CDU Mainz-Neustadt fordert mehr Breiten- und Kindersport
Die CDU in der Mainzer Neustadt fordert derweil ein umfangreicheres Breiten- und Kindersportangebot für die Mainzer Neustadt. “Das aktuelle Sportangebot ist für einen Stadtteil in der Größe der Mainzer Neustadt absolut unzureichend”, sagte der CDU-Stadtbezirksvorsitzende Karsten Lange. Zwar gebe es ein gutes Angebot an Fitnessstudios, aber das Vereinssportangebot schwächele stark: “In der Neustadt leben viele Menschen, die über ein geringes Einkommen verfügen und für sich und ihre Kinder einen preiswerten Zugang zu Breitensportangeboten benötigen”, sagte Lange. Vereine wie der Sportverein “Solidarität” spielten da eine wichtige Rolle und müssten gestärkt werden.
Die CDU fordert deshalb eine bessere Zugänglichkeit der bisher verschlossenen Sportanlagen im Stadtteil für Freizeit- und Vereinssportler, eine bevorrechtigte Raum- und Platzvergabe an Sportvereine sowie ein sportpädagogisches Projekt für Kinder und Jugendliche. Zudem müsse die Sporthalle im Mainzer Zollhafen gebaut werden – und die Stadt solle den Belag der Rollschuhbahn auf dem Goetheplatz durch einen rollschuhgeeigneten Belag austauschen.
Ein großes Thema wird auch die geplante Vergabe der Gonsenheimer Housing Area an die Wohnbau spielen, die auf dem ehemaligen US-Gelände Wohnraum errichten will – viele Gonsenheimer fürchten hier ein Zubauen des noch weitgehend grünen Areals. Die CDU fordert, das Grün zu erhalten und die Bürger des Stadtteils bei der Entwicklung eines gemeinsam Projektes für Alters- und generationenübergreifendes Wohnen einzubeziehen. Mehr dazu demnächst bei Mainz&.
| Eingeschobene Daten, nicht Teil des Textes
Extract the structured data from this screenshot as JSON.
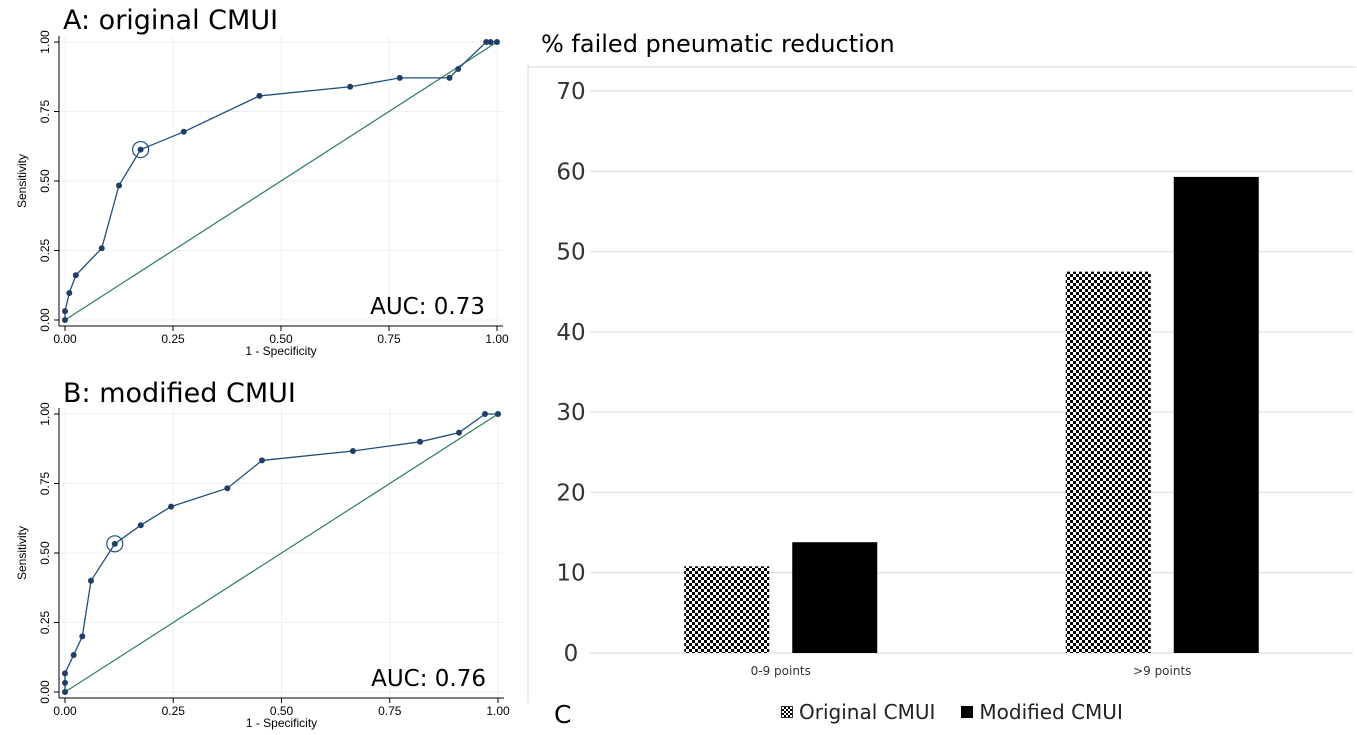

Dreieinhalb Wochen nach dem Bürgerentscheid zum Bibelturm am Gutenberg-Museum gibt es dazu nun die ersten Initiativen für die Entwicklung eines neuen Konzeptes – wie Mainz& erfuhr, wurden dazu in den vergangenen Tagen hinter den Kulissen intensive Gespräche geführt. Bilden wird sich nun ein Runder Tisch mit allen Seiten und Beteiligten – dazu erzählen wir Euch morgen mehr.
Freie Wähler wollen Tonaufzeichnungen der Ratssitzungen für die Bürger
Mainzer Bürger können übrigens jederzeit die Sitzungen des Mainzer Stadtrats besuchen, bis auf den nicht-öffentlichen Teil kann man die Sitzung live von der Besuchertribüne des Ratssaals verfolgen. Allerdings beginnt die Ratssitzung bereits um 15.00 Uhr – normal arbeitende Bürger haben da meist keine Chance anwesend zu sein. Die Freien Wähler stellen deshalb nun einen Antrag, Tonaufzeichnungen der Ratssitzungen zu erstellen, und sie den Mainzern im Ratsinformationssystem zur Verfügung zu stellen. Die Sitzungen würden ohnehin für Archivzwecke aufgezeichnet und aufbewahrt, argumentieren die Freien Wähler, dann könne man sie auch den Bürgern zur Verfügung stellen. Die Verwaltung solle nun Vorschläge unterbreiten, wie die Satzung des Rates entsprechend geändert werden könne.
In Zeiten der Digitalisierung könnte Mainz auch noch einen Schritt weiter gehen: Im Mainzer Landtag gibt es bereits seit einigen Jahren einen Livestream. Auf der Internetseite des Landtags selbst sowie im Landtags-eigenen Youtube-Channel können hier Bürger die Sitzungen des rheinland-pfälzischen Parlaments live mitverfolgen – ohne selbst im Mainzer Landtag sitzen zu müssen.
Info& auf Mainz&: Alle Themen, Anfragen und Anträge zum Mainzer Stadtrat könnt Ihr Euch auch selbst im Internet durchlesen – es ist durchaus interessant, in den Unterlagen zu stöbern. Unter www.mainz.de gibt es im Ratsinformationssystem einen eigenen Zugang für die Bürger, hier findet Ihr Unterlagen zu Ausschüssen und eben auch zum Mainzer Stadtrat.